Não sei se algum dos meus leitores poderá avaliar a sensação que experimenta um juiz que, apenas com dois anos de prática numa comarca da categoria do Bié se vê, de repente, à frente da comarca mais importante da Índia, uma das mais difíceis de todo o império, pela natureza e variedade do serviço. A comarca de Salcete é cognominada a «Atenas Luso Indiana», pelo seu prestígio intelectual entre as demais, como a cidade helénica, capital da antiga Ática, metrópole da cultura grega antiga. Nesta comarca há para cima de 60 advogados, contando, é claro, os que vivem nas aldeias, mas o seu quadro era, antes de 1920, de 120 advogados! Não sei se o quadro chegou a estar preenchido, mas no meu tempo o número de advogados era seguramente de algumas dezenas. Alguns destes advogados, embora provisionários, isto é, não formados em direito, eram dos mais competentes que encontrei em todo o Ultramar. Por tudo isto, a comarca de Salcete é das mais trabalhosas.
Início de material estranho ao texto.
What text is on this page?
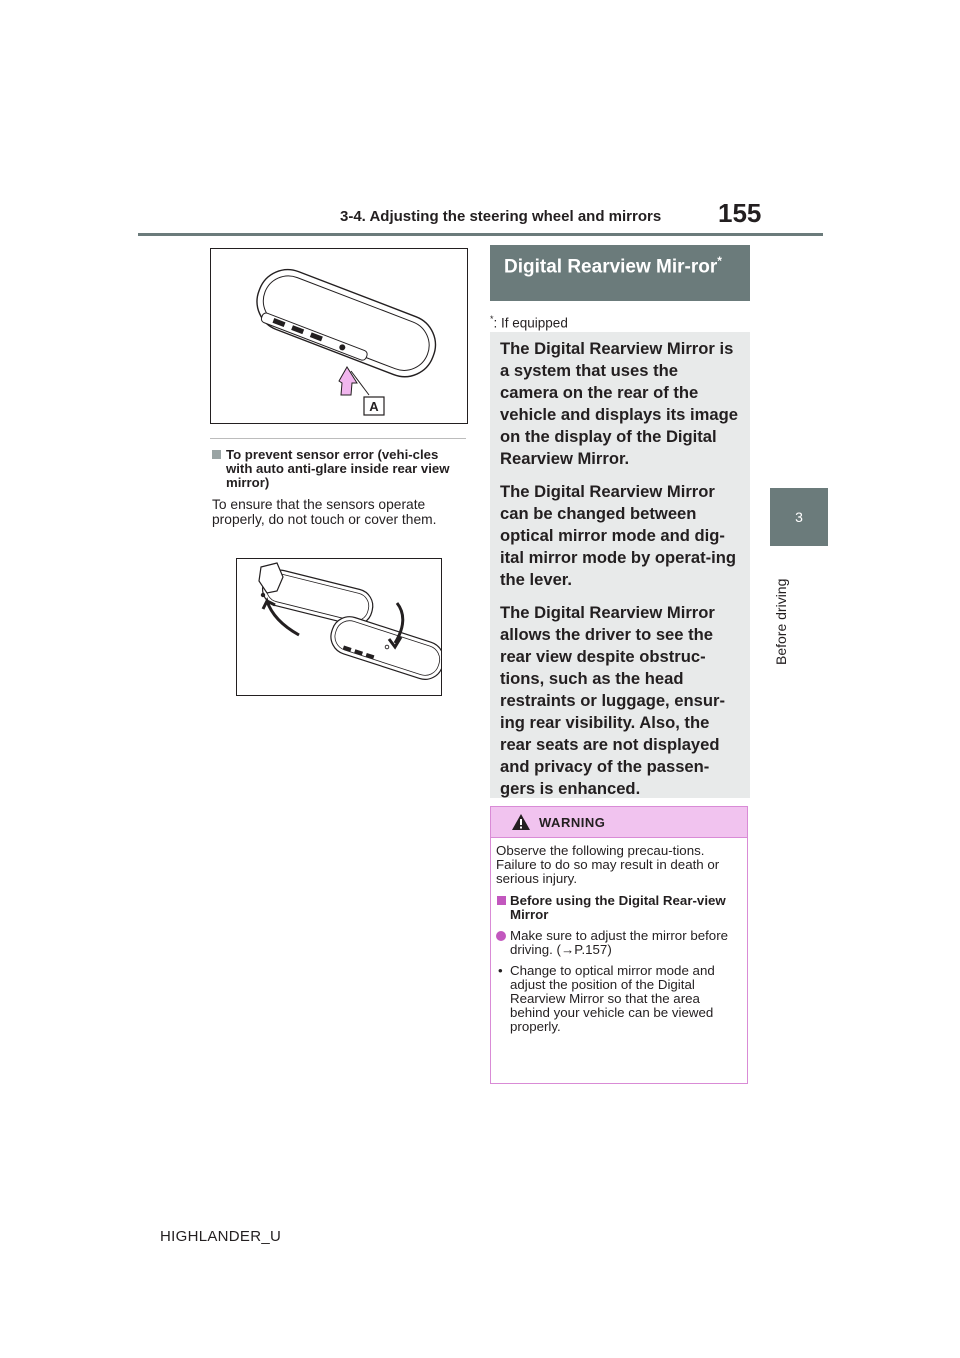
3-4. Adjusting the steering wheel and mirrors 155
3
Before driving
A
To prevent sensor error (vehi-cles with auto anti-glare inside rear view mirror)
To ensure that the sensors operate properly, do not touch or cover them.
Digital Rearview Mir-ror*
*: If equipped

The Digital Rearview Mirror is a system that uses the camera on the rear of the vehicle and displays its image on the display of the Digital Rearview Mirror.

The Digital Rearview Mirror can be changed between optical mirror mode and dig-ital mirror mode by operat-ing the lever.

The Digital Rearview Mirror allows the driver to see the rear view despite obstruc-tions, such as the head restraints or luggage, ensur-ing rear visibility. Also, the rear seats are not displayed and privacy of the passen-gers is enhanced.

WARNING

Observe the following precau-tions. Failure to do so may result in death or serious injury.

Before using the Digital Rear-view Mirror
Make sure to adjust the mirror before driving. (→P.157)
• Change to optical mirror mode and adjust the position of the Digital Rearview Mirror so that the area behind your vehicle can be viewed properly.
HIGHLANDER_U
Quando ali entrei, nada, nem ninguém, me era conhecido; nem as pessoas nem o meio. Grande afluência de pessoas à minha posse, como é costume. Entre os assistentes, um cavalheiro alto, forte, de barba branca, apresentação distinta, que eu vira na véspera, em Pangim, quando ali desembarquei, olhando-me com insistência. Este cavalheiro cumprimentou-me; e, logo a seguir, o meu substituto, que acabara de me transmitir os poderes judiciais, fez a apresentação:
— O Sr. B. da C., distinto advogado da comarca…
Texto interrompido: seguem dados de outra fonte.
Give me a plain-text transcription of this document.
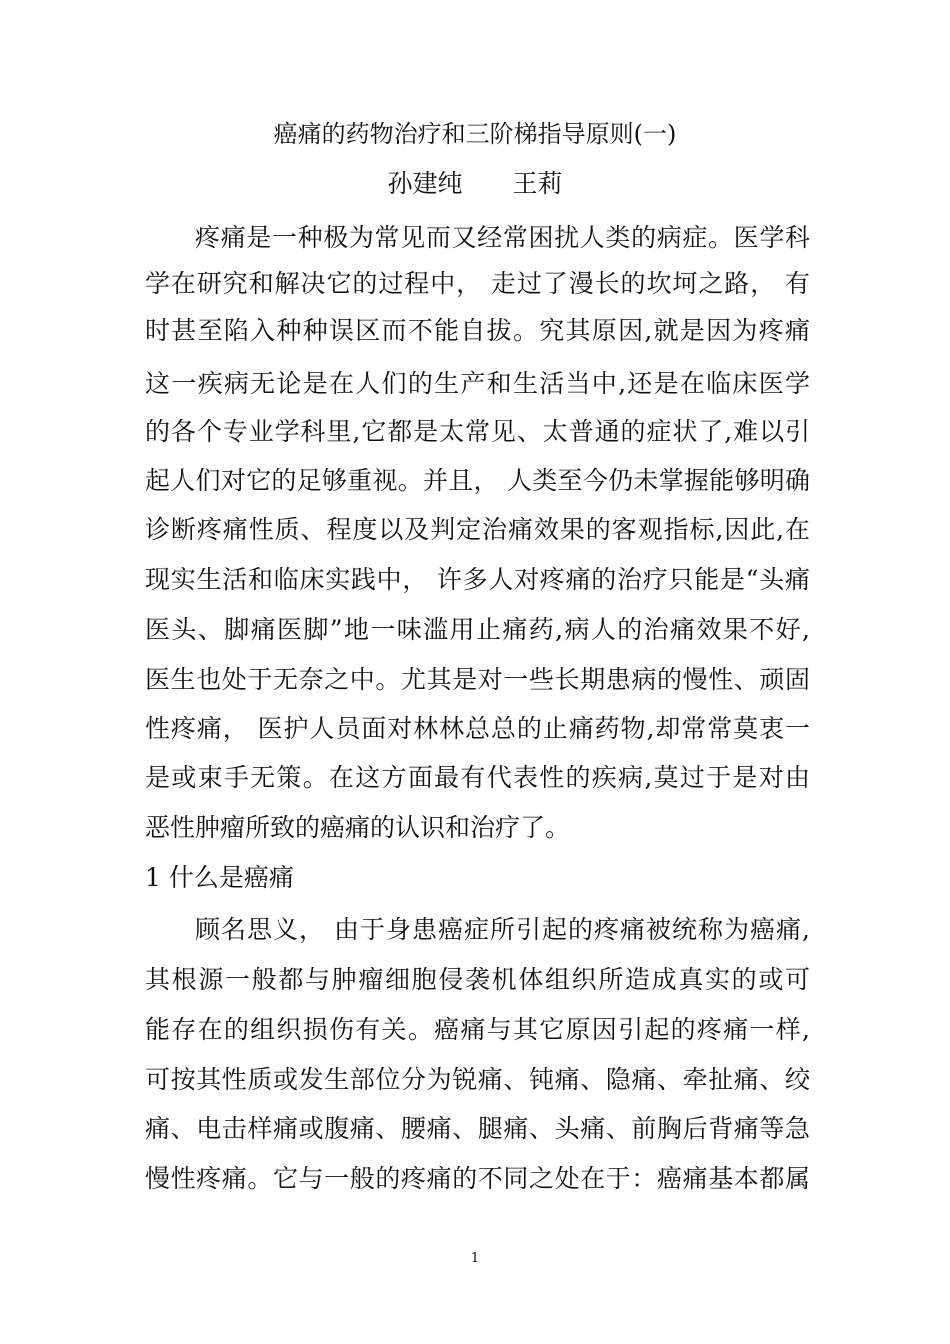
癌痛的药物治疗和三阶梯指导原则(一)
孙建纯 王莉
疼痛是一种极为常见而又经常困扰人类的病症。医学科
学在研究和解决它的过程中， 走过了漫长的坎坷之路， 有
时甚至陷入种种误区而不能自拔。究其原因,就是因为疼痛
这一疾病无论是在人们的生产和生活当中,还是在临床医学
的各个专业学科里,它都是太常见、太普通的症状了,难以引
起人们对它的足够重视。并且， 人类至今仍未掌握能够明确
诊断疼痛性质、程度以及判定治痛效果的客观指标,因此,在
现实生活和临床实践中， 许多人对疼痛的治疗只能是“头痛
医头、脚痛医脚”地一味滥用止痛药,病人的治痛效果不好,
医生也处于无奈之中。尤其是对一些长期患病的慢性、顽固
性疼痛， 医护人员面对林林总总的止痛药物,却常常莫衷一
是或束手无策。在这方面最有代表性的疾病,莫过于是对由
恶性肿瘤所致的癌痛的认识和治疗了。
1 什么是癌痛
顾名思义， 由于身患癌症所引起的疼痛被统称为癌痛,
其根源一般都与肿瘤细胞侵袭机体组织所造成真实的或可
能存在的组织损伤有关。癌痛与其它原因引起的疼痛一样,
可按其性质或发生部位分为锐痛、钝痛、隐痛、牵扯痛、绞
痛、电击样痛或腹痛、腰痛、腿痛、头痛、前胸后背痛等急
慢性疼痛。它与一般的疼痛的不同之处在于：癌痛基本都属
1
Terminados os cumprimentos, entra-me pelo gabinete o delegado, indignado, esbaforido, transpirando indignação:
— Sr. Doutor juiz! Acabam de abusar da boa-fé de V. Ex.ª, porque V. Ex.ª apertou agora a mão a um homem que eu requeiro que seja julgado sumàriamente já, surpreendido em flagrante delito de desobediência!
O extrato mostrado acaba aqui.